OPM has issued an updated statement on its
lousy infosecurity two recently detected breaches. It reads, in part:
OPM recently discovered two cyber-security incidents that have impacted the data of Federal government employees, contractors, and others:
In April 2015, OPM discovered that the personnel data of 4.2 million current and former Federal government employees had been stolen. This means information such as full name, birth date, home address and Social Security Numbers were affected. This number has not changed since it was announced by OPM in early June and you should have already received a notification if you were impacted.
While investigating this incident, in early June 2015, OPM discovered that additional information had been compromised: including background investigation records of current, former, and prospective Federal employees and contractors. OPM and the interagency incident response team have concluded with high confidence that sensitive information, including the Social Security Numbers (SSNs) of 21.5 million individuals, was stolen from the background investigation databases. This includes 19.7 million individuals that applied for a background investigation, and 1.8 million non-applicants, primarily spouses or co-habitants of applicants. Some records also include findings from interviews conducted by background investigators and approximately 1.1 million include fingerprints. Usernames and passwords that background investigation applicants used to fill out their background investigation forms were also stolen.
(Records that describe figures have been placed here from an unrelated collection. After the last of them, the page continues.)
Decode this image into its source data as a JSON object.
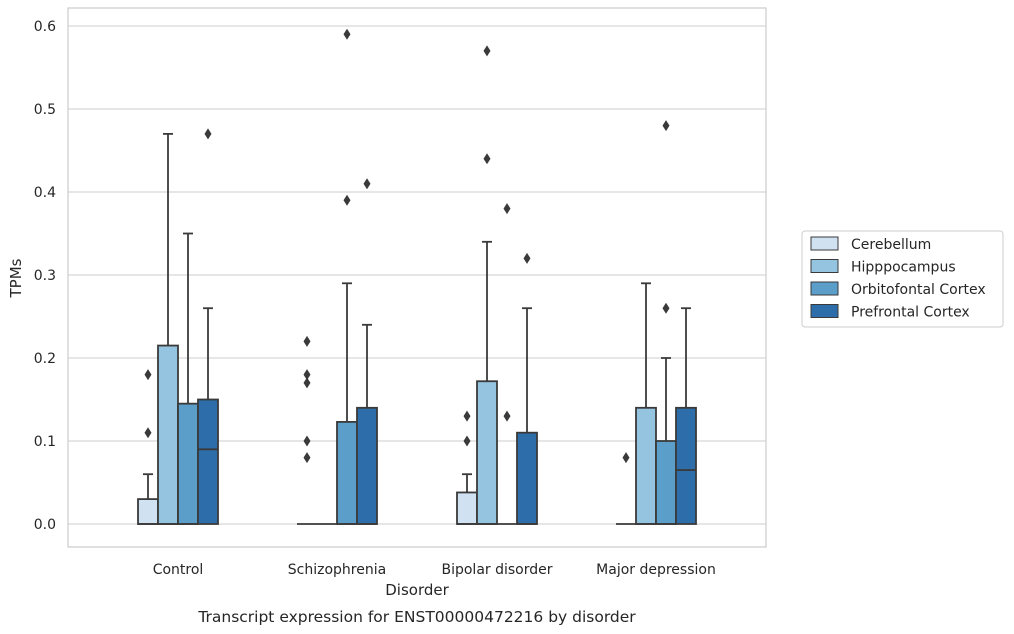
{
  "chart_data": {
    "type": "boxplot",
    "caption": "Transcript expression for ENST00000472216 by disorder",
    "xlabel": "Disorder",
    "ylabel": "TPMs",
    "ylim": [
      -0.028,
      0.62
    ],
    "yticks": [
      0.0,
      0.1,
      0.2,
      0.3,
      0.4,
      0.5,
      0.6
    ],
    "ytick_labels": [
      "0.0",
      "0.1",
      "0.2",
      "0.3",
      "0.4",
      "0.5",
      "0.6"
    ],
    "grid": "horizontal",
    "legend_position": "right",
    "categories": [
      "Control",
      "Schizophrenia",
      "Bipolar disorder",
      "Major depression"
    ],
    "series": [
      {
        "name": "Cerebellum",
        "color": "#d0e1f2",
        "boxes": [
          {
            "q1": 0.0,
            "median": 0.0,
            "q3": 0.03,
            "whisker_low": 0.0,
            "whisker_high": 0.06,
            "outliers": [
              0.11,
              0.18
            ]
          },
          {
            "q1": 0.0,
            "median": 0.0,
            "q3": 0.0,
            "whisker_low": 0.0,
            "whisker_high": 0.0,
            "outliers": [
              0.08,
              0.1,
              0.17,
              0.18,
              0.22
            ]
          },
          {
            "q1": 0.0,
            "median": 0.0,
            "q3": 0.038,
            "whisker_low": 0.0,
            "whisker_high": 0.06,
            "outliers": [
              0.1,
              0.13
            ]
          },
          {
            "q1": 0.0,
            "median": 0.0,
            "q3": 0.0,
            "whisker_low": 0.0,
            "whisker_high": 0.0,
            "outliers": [
              0.08
            ]
          }
        ]
      },
      {
        "name": "Hipppocampus",
        "color": "#94c4df",
        "boxes": [
          {
            "q1": 0.0,
            "median": 0.0,
            "q3": 0.215,
            "whisker_low": 0.0,
            "whisker_high": 0.47,
            "outliers": []
          },
          {
            "q1": 0.0,
            "median": 0.0,
            "q3": 0.0,
            "whisker_low": 0.0,
            "whisker_high": 0.0,
            "outliers": []
          },
          {
            "q1": 0.0,
            "median": 0.0,
            "q3": 0.172,
            "whisker_low": 0.0,
            "whisker_high": 0.34,
            "outliers": [
              0.44,
              0.57
            ]
          },
          {
            "q1": 0.0,
            "median": 0.0,
            "q3": 0.14,
            "whisker_low": 0.0,
            "whisker_high": 0.29,
            "outliers": []
          }
        ]
      },
      {
        "name": "Orbitofontal Cortex",
        "color": "#5b9ec9",
        "boxes": [
          {
            "q1": 0.0,
            "median": 0.0,
            "q3": 0.145,
            "whisker_low": 0.0,
            "whisker_high": 0.35,
            "outliers": []
          },
          {
            "q1": 0.0,
            "median": 0.0,
            "q3": 0.123,
            "whisker_low": 0.0,
            "whisker_high": 0.29,
            "outliers": [
              0.39,
              0.59
            ]
          },
          {
            "q1": 0.0,
            "median": 0.0,
            "q3": 0.0,
            "whisker_low": 0.0,
            "whisker_high": 0.0,
            "outliers": [
              0.13,
              0.38
            ]
          },
          {
            "q1": 0.0,
            "median": 0.0,
            "q3": 0.1,
            "whisker_low": 0.0,
            "whisker_high": 0.2,
            "outliers": [
              0.26,
              0.48
            ]
          }
        ]
      },
      {
        "name": "Prefrontal Cortex",
        "color": "#2d6eaa",
        "boxes": [
          {
            "q1": 0.0,
            "median": 0.09,
            "q3": 0.15,
            "whisker_low": 0.0,
            "whisker_high": 0.26,
            "outliers": [
              0.47
            ]
          },
          {
            "q1": 0.0,
            "median": 0.0,
            "q3": 0.14,
            "whisker_low": 0.0,
            "whisker_high": 0.24,
            "outliers": [
              0.41
            ]
          },
          {
            "q1": 0.0,
            "median": 0.0,
            "q3": 0.11,
            "whisker_low": 0.0,
            "whisker_high": 0.26,
            "outliers": [
              0.32
            ]
          },
          {
            "q1": 0.0,
            "median": 0.065,
            "q3": 0.14,
            "whisker_low": 0.0,
            "whisker_high": 0.26,
            "outliers": []
          }
        ]
      }
    ]
  }
}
Notifications for this incident have not yet begun.
While background investigation records do contain some information regarding mental health and financial history provided by applicants and people contacted during the background investigation, there is no evidence that health, financial, payroll and retirement records of Federal personnel or those who have applied for a Federal job were impacted by this incident (for example, annuity rolls, retirement records, USA JOBS, Employee Express).
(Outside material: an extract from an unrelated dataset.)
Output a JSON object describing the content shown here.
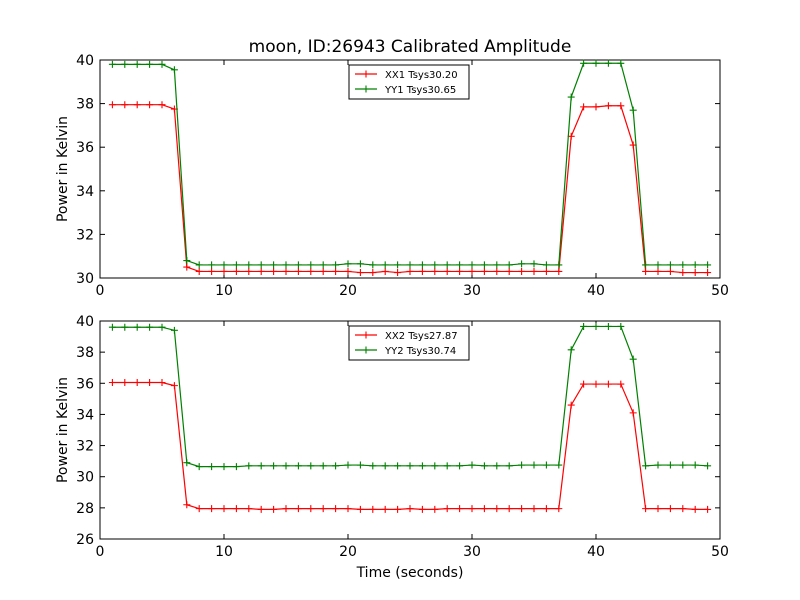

OPM and an interagency team from the Department of Homeland Security (DHS) and the Federal Bureau of Investigation (FBI) have been investigating these incidents, and are working to put in place changes that will prevent similar thefts in the future.
You can read their full statement and FAQ on their site.
Update and Correction: Post-publication, the headline was corrected to reflect that the 21.5 million is the total for both incidents and not just for the second incident.